= Belfagor arcidiavolo =

Novella by Niccolò Machiavelli written between 1518 and 1527

Belfagor arcidiavolo ("Belfagor the archdaemon") is a novella by Niccolò Machiavelli, written between 1518 and 1527, and first published with his collected works in 1549. The novella is also known as La favola di Belfagor Arcidiavolo ("The fable of Belfagor the archdaemon") and Il demonio che prese moglie ("The demon who took a wife"). Machiavelli's tale appeared in an abbreviated version published by Giovanni Brevio in 1545. Giovanni Francesco Straparola included his own version as the fourth story of the second night in his Le piacevoli notti (1557).

The "devil takes a wife" story influenced several English works: a version of it occurs in the conclusion of Rich His Farewell to Military Profession (1581) by Barnabe Rich. The popular play Grim the Collier of Croydon (published 1662) shows Machiavelli's influence. An English translation of Machiavelli's work was published in London in 1647 as The Devil a Married Man: or The Devil Hath Met with His Match. This was adapted into a play called The Devil and the Parliament (1648), later followed by Belphegor, or The Marriage of the Devil (1691) by John Wilson. William Makepeace Thackeray produced his own version of the tale in the nineteenth century.
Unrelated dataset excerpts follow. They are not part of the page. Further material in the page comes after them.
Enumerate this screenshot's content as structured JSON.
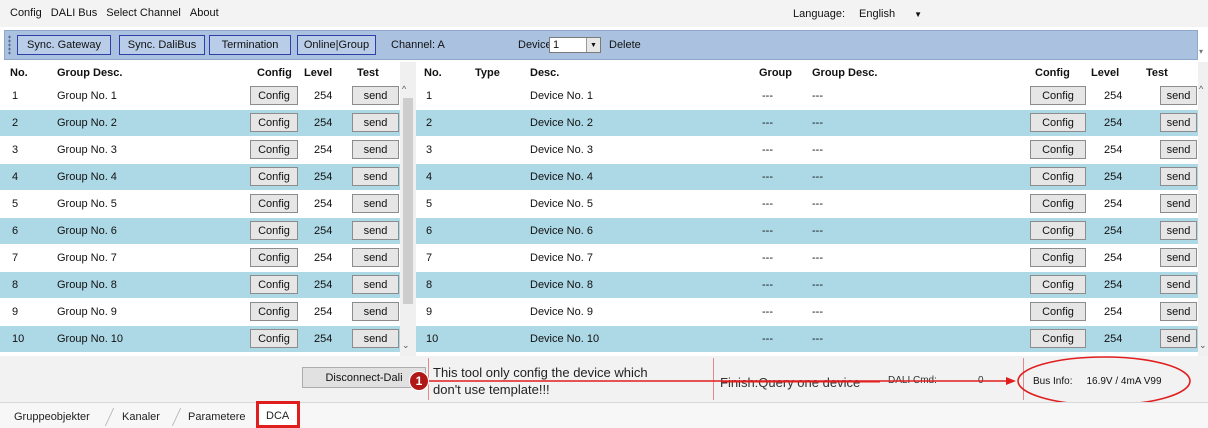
{
  "menu": [
    "Config",
    "DALI Bus",
    "Select Channel",
    "About"
  ],
  "language": {
    "label": "Language:",
    "value": "English"
  },
  "toolbar": {
    "sync_gateway": "Sync. Gateway",
    "sync_dalibus": "Sync. DaliBus",
    "termination": "Termination",
    "online_group": "Online|Group",
    "channel": "Channel:  A",
    "device_label": "Device",
    "device_value": "1",
    "delete": "Delete"
  },
  "groups": {
    "headers": {
      "no": "No.",
      "desc": "Group Desc.",
      "config": "Config",
      "level": "Level",
      "test": "Test"
    },
    "rows": [
      {
        "no": "1",
        "desc": "Group No. 1",
        "config": "Config",
        "level": "254",
        "test": "send"
      },
      {
        "no": "2",
        "desc": "Group No. 2",
        "config": "Config",
        "level": "254",
        "test": "send"
      },
      {
        "no": "3",
        "desc": "Group No. 3",
        "config": "Config",
        "level": "254",
        "test": "send"
      },
      {
        "no": "4",
        "desc": "Group No. 4",
        "config": "Config",
        "level": "254",
        "test": "send"
      },
      {
        "no": "5",
        "desc": "Group No. 5",
        "config": "Config",
        "level": "254",
        "test": "send"
      },
      {
        "no": "6",
        "desc": "Group No. 6",
        "config": "Config",
        "level": "254",
        "test": "send"
      },
      {
        "no": "7",
        "desc": "Group No. 7",
        "config": "Config",
        "level": "254",
        "test": "send"
      },
      {
        "no": "8",
        "desc": "Group No. 8",
        "config": "Config",
        "level": "254",
        "test": "send"
      },
      {
        "no": "9",
        "desc": "Group No. 9",
        "config": "Config",
        "level": "254",
        "test": "send"
      },
      {
        "no": "10",
        "desc": "Group No. 10",
        "config": "Config",
        "level": "254",
        "test": "send"
      }
    ]
  },
  "devices": {
    "headers": {
      "no": "No.",
      "type": "Type",
      "desc": "Desc.",
      "group": "Group",
      "group_desc": "Group Desc.",
      "config": "Config",
      "level": "Level",
      "test": "Test"
    },
    "rows": [
      {
        "no": "1",
        "type": "",
        "desc": "Device No. 1",
        "group": "---",
        "group_desc": "---",
        "config": "Config",
        "level": "254",
        "test": "send"
      },
      {
        "no": "2",
        "type": "",
        "desc": "Device No. 2",
        "group": "---",
        "group_desc": "---",
        "config": "Config",
        "level": "254",
        "test": "send"
      },
      {
        "no": "3",
        "type": "",
        "desc": "Device No. 3",
        "group": "---",
        "group_desc": "---",
        "config": "Config",
        "level": "254",
        "test": "send"
      },
      {
        "no": "4",
        "type": "",
        "desc": "Device No. 4",
        "group": "---",
        "group_desc": "---",
        "config": "Config",
        "level": "254",
        "test": "send"
      },
      {
        "no": "5",
        "type": "",
        "desc": "Device No. 5",
        "group": "---",
        "group_desc": "---",
        "config": "Config",
        "level": "254",
        "test": "send"
      },
      {
        "no": "6",
        "type": "",
        "desc": "Device No. 6",
        "group": "---",
        "group_desc": "---",
        "config": "Config",
        "level": "254",
        "test": "send"
      },
      {
        "no": "7",
        "type": "",
        "desc": "Device No. 7",
        "group": "---",
        "group_desc": "---",
        "config": "Config",
        "level": "254",
        "test": "send"
      },
      {
        "no": "8",
        "type": "",
        "desc": "Device No. 8",
        "group": "---",
        "group_desc": "---",
        "config": "Config",
        "level": "254",
        "test": "send"
      },
      {
        "no": "9",
        "type": "",
        "desc": "Device No. 9",
        "group": "---",
        "group_desc": "---",
        "config": "Config",
        "level": "254",
        "test": "send"
      },
      {
        "no": "10",
        "type": "",
        "desc": "Device No. 10",
        "group": "---",
        "group_desc": "---",
        "config": "Config",
        "level": "254",
        "test": "send"
      }
    ]
  },
  "status": {
    "disconnect": "Disconnect-Dali",
    "badge": "1",
    "note_line1": "This tool only config the device which",
    "note_line2": "don't use template!!!",
    "finish": "Finish:Query one device",
    "dali_cmd_label": "DALI Cmd:",
    "dali_cmd_value": "0",
    "bus_info_label": "Bus Info:",
    "bus_info_value": "16.9V / 4mA V99"
  },
  "tabs": [
    "Gruppeobjekter",
    "Kanaler",
    "Parametere",
    "DCA"
  ],
  "colors": {
    "row_alt": "#add8e6",
    "toolbar": "#aac2e0",
    "annotation_red": "#e11e1e"
  }
}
The tale was adapted for the 1923 opera Belfagor by Ottorino Respighi. The Belfagor fable was the basis of a poem by Luigi Pirandello. The Romanian writer and satirist Ion Luca Caragiale wrote a version of the story: in Kir Ianulea, the demon takes the human form of a Greek merchant who arrives in Bucharest. The plot retains similarities with the original, with the author even mentioning Machiavelli's story.

==Synopsis==
The story derives from Medieval Slavic folklore (and gave birth to a German and North-European version featuring a Friar Rush). In Machiavelli's account, Pluto notes that crowds of male souls arrive in Hell blaming their wives for their misery. He summons a parliament, which decides to send the former-archangel-now-archdevil Belfagor to the Earth to investigate.
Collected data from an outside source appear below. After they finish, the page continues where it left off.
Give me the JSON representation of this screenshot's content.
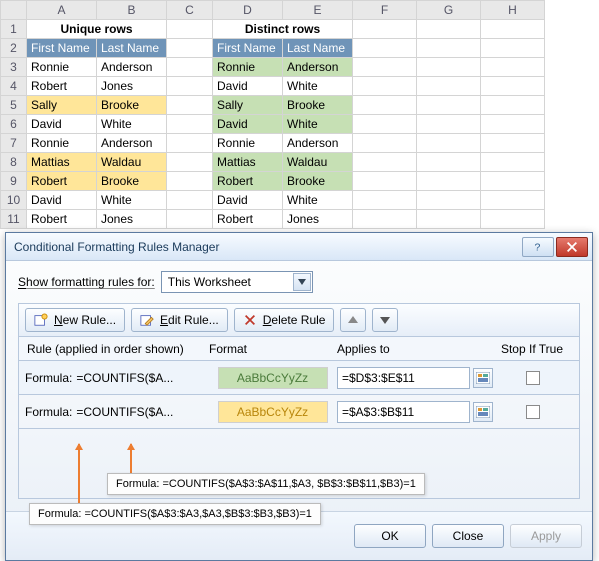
{
  "columns": [
    "A",
    "B",
    "C",
    "D",
    "E",
    "F",
    "G",
    "H"
  ],
  "rownums": [
    "1",
    "2",
    "3",
    "4",
    "5",
    "6",
    "7",
    "8",
    "9",
    "10",
    "11"
  ],
  "titles": {
    "unique": "Unique rows",
    "distinct": "Distinct rows"
  },
  "headers": {
    "first": "First Name",
    "last": "Last Name"
  },
  "rows": [
    {
      "f": "Ronnie",
      "l": "Anderson",
      "hlA": false,
      "hlD": true
    },
    {
      "f": "Robert",
      "l": "Jones",
      "hlA": false,
      "hlD": false
    },
    {
      "f": "Sally",
      "l": "Brooke",
      "hlA": true,
      "hlD": true
    },
    {
      "f": "David",
      "l": "White",
      "hlA": false,
      "hlD": true
    },
    {
      "f": "Ronnie",
      "l": "Anderson",
      "hlA": false,
      "hlD": false
    },
    {
      "f": "Mattias",
      "l": "Waldau",
      "hlA": true,
      "hlD": true
    },
    {
      "f": "Robert",
      "l": "Brooke",
      "hlA": true,
      "hlD": true
    },
    {
      "f": "David",
      "l": "White",
      "hlA": false,
      "hlD": false
    },
    {
      "f": "Robert",
      "l": "Jones",
      "hlA": false,
      "hlD": false
    }
  ],
  "rows_d3": {
    "f": "David",
    "l": "White"
  },
  "dialog": {
    "title": "Conditional Formatting Rules Manager",
    "show_label": "Show formatting rules for:",
    "scope": "This Worksheet",
    "new": "New Rule...",
    "edit": "Edit Rule...",
    "delete": "Delete Rule",
    "hdr": {
      "rule": "Rule (applied in order shown)",
      "format": "Format",
      "applies": "Applies to",
      "stop": "Stop If True"
    },
    "formula_prefix": "Formula:",
    "fmt_sample": "AaBbCcYyZz",
    "rules": [
      {
        "formula": "=COUNTIFS($A...",
        "applies": "=$D$3:$E$11",
        "style": "g"
      },
      {
        "formula": "=COUNTIFS($A...",
        "applies": "=$A$3:$B$11",
        "style": "y"
      }
    ],
    "ok": "OK",
    "close": "Close",
    "apply": "Apply"
  },
  "callouts": {
    "top": "Formula: =COUNTIFS($A$3:$A$11,$A3, $B$3:$B$11,$B3)=1",
    "bottom": "Formula: =COUNTIFS($A$3:$A3,$A3,$B$3:$B3,$B3)=1"
  },
  "chart_data": {
    "type": "table",
    "title": "Conditional Formatting Rules Manager (Excel)",
    "unique_rows_range": "$A$3:$B$11",
    "distinct_rows_range": "$D$3:$E$11",
    "data": [
      [
        "First Name",
        "Last Name"
      ],
      [
        "Ronnie",
        "Anderson"
      ],
      [
        "Robert",
        "Jones"
      ],
      [
        "Sally",
        "Brooke"
      ],
      [
        "David",
        "White"
      ],
      [
        "Ronnie",
        "Anderson"
      ],
      [
        "Mattias",
        "Waldau"
      ],
      [
        "Robert",
        "Brooke"
      ],
      [
        "David",
        "White"
      ],
      [
        "Robert",
        "Jones"
      ]
    ],
    "rules": [
      {
        "formula": "=COUNTIFS($A$3:$A$11,$A3, $B$3:$B$11,$B3)=1",
        "applies_to": "=$D$3:$E$11",
        "fill": "#c6e0b4"
      },
      {
        "formula": "=COUNTIFS($A$3:$A3,$A3,$B$3:$B3,$B3)=1",
        "applies_to": "=$A$3:$B$11",
        "fill": "#ffe699"
      }
    ]
  }
}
Belfagor assumes a human form as one Roderigo of Castile, and comes to Florence with a hundred thousand ducats; he marries a woman named Onesta Donati. Soon, her vanity and wasteful spending, combined with the demands of her relatives, reduce him to poverty and debt. He flees imprisonment, pursued by creditors and magistrates; rescued by the peasant Gianmatteo, Belfagor grants his rescuer the power to drive devils out of possessed women – which eventually causes major problems for the peasant himself. In the end, Belfagor gratefully returns to Hell, denouncing the institution of marriage.